Plus il tâche à vivre en société, et moins il est sociable.

Plus il aspire à l'amour, moins il se croit digne d'être aimé. Il ne peut se faire à l'idée d'être tout pour les autres; et moins d'être tout pour eux, il ne veut pourtant rien être. Voilà le tourment des cœurs passionnés.

Un besoin d'amour toujours déçu.
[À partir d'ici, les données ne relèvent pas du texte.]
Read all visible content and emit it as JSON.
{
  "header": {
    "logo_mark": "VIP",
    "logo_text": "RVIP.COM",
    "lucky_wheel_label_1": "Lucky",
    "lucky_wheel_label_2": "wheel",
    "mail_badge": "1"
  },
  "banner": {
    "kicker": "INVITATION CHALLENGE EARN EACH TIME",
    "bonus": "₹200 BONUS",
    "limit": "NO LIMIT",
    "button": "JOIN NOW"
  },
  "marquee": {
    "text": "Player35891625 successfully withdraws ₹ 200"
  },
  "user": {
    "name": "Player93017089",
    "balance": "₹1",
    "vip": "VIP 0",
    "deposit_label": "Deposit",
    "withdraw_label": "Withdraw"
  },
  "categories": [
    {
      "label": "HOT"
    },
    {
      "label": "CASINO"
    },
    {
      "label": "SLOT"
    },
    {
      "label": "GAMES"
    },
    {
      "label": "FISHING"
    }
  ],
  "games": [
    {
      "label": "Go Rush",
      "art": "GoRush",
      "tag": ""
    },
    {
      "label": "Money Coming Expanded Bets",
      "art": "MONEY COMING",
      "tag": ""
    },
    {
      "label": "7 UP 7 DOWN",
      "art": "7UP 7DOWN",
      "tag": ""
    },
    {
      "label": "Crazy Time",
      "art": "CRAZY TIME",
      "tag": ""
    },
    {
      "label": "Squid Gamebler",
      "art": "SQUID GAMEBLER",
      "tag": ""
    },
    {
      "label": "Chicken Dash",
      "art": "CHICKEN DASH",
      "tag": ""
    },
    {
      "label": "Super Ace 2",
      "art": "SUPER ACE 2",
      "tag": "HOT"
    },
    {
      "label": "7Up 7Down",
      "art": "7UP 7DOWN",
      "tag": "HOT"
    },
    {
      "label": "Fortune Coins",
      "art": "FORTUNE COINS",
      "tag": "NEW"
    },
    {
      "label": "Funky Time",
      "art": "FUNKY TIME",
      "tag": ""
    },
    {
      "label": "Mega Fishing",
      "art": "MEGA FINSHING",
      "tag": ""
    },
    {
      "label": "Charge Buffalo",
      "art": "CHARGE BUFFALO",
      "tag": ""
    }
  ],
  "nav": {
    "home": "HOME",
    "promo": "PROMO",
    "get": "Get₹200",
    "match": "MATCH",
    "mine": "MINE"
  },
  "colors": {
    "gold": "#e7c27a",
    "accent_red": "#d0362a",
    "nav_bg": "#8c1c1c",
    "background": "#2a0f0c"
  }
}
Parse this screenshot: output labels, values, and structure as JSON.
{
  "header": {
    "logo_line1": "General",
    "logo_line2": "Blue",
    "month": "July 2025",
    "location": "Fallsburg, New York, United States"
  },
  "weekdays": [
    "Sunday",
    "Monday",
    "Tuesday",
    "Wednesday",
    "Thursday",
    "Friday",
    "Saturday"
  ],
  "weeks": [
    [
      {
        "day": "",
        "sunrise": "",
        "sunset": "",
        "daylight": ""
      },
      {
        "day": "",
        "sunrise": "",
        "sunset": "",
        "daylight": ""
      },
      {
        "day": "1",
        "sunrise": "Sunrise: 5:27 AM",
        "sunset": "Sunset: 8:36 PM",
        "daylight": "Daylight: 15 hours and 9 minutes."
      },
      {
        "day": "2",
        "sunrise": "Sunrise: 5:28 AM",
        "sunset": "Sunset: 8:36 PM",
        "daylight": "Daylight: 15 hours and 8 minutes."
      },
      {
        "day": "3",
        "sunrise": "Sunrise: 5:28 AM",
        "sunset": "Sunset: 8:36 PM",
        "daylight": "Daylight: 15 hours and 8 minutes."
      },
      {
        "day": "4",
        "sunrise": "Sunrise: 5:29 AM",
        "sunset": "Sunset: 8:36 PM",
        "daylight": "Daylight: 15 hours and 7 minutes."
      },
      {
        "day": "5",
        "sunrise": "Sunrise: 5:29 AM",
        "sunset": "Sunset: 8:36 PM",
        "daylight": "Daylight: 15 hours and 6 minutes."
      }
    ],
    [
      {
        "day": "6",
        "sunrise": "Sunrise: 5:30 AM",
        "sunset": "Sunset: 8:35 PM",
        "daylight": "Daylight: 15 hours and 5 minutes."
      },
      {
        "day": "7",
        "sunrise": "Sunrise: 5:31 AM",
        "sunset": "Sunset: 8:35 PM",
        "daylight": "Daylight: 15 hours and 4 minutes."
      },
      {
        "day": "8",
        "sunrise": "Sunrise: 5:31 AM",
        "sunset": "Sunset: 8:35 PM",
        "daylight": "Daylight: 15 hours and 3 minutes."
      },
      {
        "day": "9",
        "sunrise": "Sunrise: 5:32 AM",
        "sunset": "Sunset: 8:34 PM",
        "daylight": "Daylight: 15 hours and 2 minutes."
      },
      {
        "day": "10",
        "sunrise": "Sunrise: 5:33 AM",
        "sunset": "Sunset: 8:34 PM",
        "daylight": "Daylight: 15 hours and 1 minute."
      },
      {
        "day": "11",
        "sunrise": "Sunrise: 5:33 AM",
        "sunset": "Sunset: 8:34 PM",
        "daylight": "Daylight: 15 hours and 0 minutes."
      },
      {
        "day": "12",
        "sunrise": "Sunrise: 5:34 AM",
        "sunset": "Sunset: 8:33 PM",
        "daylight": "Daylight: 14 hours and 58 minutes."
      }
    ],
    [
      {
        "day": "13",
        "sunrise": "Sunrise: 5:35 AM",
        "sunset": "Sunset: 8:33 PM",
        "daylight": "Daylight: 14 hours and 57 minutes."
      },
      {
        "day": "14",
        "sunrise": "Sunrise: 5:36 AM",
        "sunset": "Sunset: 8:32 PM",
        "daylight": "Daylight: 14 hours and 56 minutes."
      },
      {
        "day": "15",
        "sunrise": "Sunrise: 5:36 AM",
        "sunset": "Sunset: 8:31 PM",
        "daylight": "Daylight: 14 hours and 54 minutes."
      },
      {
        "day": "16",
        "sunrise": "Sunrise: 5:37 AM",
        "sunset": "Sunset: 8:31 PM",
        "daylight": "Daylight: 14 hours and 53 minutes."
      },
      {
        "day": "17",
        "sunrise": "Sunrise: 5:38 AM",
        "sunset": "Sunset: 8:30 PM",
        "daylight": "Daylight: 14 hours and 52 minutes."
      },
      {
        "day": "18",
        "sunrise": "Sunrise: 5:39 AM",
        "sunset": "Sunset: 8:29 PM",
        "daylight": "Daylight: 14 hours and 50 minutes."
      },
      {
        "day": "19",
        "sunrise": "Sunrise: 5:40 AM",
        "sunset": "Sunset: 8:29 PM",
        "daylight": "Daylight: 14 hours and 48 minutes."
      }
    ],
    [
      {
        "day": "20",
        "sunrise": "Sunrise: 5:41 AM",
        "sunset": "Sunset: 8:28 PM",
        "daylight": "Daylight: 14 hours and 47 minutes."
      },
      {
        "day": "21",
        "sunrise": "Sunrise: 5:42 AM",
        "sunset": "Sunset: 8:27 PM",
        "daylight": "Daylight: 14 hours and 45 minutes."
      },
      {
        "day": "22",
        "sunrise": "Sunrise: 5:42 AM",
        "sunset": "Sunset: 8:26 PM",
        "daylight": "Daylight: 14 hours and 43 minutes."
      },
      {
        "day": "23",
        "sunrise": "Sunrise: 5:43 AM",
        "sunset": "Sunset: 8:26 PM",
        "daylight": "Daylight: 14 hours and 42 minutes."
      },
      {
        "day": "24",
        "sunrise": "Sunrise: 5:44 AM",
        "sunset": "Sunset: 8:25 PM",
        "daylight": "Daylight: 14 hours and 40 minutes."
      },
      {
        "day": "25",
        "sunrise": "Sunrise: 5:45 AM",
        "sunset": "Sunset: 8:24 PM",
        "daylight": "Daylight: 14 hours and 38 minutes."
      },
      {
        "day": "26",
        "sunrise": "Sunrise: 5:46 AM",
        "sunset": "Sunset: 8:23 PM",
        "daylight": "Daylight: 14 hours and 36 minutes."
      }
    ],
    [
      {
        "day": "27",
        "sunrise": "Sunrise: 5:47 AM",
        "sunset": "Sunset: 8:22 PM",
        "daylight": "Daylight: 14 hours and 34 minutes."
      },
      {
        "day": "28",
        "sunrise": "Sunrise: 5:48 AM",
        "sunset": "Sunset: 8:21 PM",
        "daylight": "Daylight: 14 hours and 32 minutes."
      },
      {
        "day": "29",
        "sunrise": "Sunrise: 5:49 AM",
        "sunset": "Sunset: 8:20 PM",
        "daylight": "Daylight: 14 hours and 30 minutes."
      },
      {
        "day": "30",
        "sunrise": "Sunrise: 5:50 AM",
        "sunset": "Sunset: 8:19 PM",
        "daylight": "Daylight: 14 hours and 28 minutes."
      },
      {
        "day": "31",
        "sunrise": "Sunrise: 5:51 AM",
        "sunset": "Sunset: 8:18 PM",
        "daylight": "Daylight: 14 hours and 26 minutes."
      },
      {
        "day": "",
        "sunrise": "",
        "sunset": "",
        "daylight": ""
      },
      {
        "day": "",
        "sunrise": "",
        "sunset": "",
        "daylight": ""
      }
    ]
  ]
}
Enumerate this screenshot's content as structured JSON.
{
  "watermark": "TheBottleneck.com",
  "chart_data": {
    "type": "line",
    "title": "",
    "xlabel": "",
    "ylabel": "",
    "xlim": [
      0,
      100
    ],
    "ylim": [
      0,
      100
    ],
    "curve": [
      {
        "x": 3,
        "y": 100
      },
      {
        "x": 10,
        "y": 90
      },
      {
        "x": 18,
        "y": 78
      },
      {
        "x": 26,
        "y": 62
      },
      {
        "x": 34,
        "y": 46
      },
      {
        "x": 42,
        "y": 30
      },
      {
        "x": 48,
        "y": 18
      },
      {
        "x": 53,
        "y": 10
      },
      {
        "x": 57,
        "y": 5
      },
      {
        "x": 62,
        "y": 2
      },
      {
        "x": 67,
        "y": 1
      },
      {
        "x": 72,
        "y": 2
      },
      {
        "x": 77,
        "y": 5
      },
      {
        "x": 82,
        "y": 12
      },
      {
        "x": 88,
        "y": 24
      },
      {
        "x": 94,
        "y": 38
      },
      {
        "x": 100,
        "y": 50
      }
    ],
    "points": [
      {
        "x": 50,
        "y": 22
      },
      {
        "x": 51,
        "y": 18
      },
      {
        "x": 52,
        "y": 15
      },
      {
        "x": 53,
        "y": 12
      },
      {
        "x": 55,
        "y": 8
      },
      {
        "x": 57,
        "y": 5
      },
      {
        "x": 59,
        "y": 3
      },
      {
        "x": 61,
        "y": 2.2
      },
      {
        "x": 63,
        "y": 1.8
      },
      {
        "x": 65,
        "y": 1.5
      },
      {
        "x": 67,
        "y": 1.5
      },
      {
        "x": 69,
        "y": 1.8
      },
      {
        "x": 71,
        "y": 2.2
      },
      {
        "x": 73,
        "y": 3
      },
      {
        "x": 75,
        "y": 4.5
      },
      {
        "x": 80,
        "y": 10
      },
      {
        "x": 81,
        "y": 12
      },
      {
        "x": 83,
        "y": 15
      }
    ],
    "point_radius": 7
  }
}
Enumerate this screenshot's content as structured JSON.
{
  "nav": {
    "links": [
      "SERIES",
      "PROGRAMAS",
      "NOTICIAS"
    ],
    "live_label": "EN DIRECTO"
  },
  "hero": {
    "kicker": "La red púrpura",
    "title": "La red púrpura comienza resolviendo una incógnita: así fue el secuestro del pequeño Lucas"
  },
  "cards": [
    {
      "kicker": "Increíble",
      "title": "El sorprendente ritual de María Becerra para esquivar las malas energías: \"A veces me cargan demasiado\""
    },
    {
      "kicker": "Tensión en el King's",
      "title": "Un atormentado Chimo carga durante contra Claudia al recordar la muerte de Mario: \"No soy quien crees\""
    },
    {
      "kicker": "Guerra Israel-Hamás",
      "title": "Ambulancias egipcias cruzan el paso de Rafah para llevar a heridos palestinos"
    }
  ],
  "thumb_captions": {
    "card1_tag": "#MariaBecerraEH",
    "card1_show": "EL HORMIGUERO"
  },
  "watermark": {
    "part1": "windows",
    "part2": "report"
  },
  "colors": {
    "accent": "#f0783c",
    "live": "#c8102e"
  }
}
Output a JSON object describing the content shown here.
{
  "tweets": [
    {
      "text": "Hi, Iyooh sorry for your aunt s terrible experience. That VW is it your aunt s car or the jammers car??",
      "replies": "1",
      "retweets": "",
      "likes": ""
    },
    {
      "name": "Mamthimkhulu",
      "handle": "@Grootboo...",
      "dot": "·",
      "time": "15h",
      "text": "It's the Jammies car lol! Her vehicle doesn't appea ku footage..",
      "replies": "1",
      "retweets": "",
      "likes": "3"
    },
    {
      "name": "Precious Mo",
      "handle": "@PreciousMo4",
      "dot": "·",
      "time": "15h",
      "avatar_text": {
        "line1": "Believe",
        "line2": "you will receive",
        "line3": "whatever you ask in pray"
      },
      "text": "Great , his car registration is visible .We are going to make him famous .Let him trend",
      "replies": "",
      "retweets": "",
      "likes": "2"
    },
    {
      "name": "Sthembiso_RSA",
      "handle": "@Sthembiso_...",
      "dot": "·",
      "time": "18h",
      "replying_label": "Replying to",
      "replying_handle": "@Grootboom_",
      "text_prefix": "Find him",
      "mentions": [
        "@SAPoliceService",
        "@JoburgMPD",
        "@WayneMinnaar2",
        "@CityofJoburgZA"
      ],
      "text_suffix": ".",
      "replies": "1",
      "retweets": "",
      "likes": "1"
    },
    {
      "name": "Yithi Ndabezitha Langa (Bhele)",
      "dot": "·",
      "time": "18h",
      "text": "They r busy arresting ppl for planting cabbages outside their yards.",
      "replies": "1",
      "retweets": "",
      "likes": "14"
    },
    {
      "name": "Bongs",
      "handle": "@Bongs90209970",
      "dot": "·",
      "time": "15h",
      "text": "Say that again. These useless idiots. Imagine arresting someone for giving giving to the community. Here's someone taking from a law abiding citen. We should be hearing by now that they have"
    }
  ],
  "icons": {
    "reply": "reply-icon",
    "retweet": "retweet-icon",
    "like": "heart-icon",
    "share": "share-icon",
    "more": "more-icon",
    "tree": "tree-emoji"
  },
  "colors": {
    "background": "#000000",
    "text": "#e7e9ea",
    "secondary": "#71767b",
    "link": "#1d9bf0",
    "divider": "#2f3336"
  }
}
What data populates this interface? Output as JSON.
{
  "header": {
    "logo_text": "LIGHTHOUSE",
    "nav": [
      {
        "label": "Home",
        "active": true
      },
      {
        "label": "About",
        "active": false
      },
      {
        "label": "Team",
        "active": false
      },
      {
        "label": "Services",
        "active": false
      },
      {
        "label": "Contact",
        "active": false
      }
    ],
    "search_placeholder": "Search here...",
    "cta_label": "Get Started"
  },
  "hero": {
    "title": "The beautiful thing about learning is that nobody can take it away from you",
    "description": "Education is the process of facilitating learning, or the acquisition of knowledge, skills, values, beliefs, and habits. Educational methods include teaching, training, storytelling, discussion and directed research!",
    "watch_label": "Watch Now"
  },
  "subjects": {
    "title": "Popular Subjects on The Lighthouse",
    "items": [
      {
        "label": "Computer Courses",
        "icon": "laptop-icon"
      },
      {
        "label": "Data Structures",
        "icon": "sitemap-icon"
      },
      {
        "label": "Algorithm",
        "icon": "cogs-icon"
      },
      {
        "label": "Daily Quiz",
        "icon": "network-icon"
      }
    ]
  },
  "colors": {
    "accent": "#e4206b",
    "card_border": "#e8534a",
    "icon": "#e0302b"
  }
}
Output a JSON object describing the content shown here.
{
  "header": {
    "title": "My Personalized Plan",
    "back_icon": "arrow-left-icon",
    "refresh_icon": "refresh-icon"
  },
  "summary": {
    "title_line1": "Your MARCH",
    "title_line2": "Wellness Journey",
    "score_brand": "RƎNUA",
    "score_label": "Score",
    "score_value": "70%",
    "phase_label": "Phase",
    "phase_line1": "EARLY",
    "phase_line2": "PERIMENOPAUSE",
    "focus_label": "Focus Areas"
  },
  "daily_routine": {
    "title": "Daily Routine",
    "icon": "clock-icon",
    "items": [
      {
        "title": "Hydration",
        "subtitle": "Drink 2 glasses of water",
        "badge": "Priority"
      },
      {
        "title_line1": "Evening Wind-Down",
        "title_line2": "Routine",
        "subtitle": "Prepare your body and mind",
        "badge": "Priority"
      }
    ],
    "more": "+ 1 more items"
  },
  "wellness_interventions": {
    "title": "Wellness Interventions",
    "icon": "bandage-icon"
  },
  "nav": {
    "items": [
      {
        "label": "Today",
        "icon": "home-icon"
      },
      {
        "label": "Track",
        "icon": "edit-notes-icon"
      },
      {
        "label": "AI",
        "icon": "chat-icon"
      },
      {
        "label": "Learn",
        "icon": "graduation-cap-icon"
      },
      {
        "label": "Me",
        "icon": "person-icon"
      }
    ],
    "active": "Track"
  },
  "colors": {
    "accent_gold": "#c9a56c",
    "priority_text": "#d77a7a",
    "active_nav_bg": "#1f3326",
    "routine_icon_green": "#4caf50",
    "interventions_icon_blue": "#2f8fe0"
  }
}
Il pressent, il sait trop qu'il pèse cruellement à ceux qu'il aime.

Tout jeune homme encore, il ne dort pas, «à cause des pensées qui le torturent». Les mots désespérés sont ses propos d'habitude: il souffre de la ville, il souffre de la solitude, il souffre de soi-même et des autres; «Pétersbourg et ma vie m'ont paru affreux, déserts», dit-il un jour; et il conclut: «Si ma vie avait dû s'arrêter en cet instant, je serais mort avec joie.» Il ne fait presque jamais ce qu'il veut, et telle est la maladie mortelle pour tout homme qui a une volonté, et une œuvre qu'il rêve d'accomplir. Est-ce la mauvaise fortune qui le rend malade? Est-ce la maladie qui entrave sa fortune? Dostoïevski est toujours empêché. Dès les vingt ans, la maladie et la misère se partagent cette vie, comme deux chiennes éternelles, lâchées par le maître des meutes infernales.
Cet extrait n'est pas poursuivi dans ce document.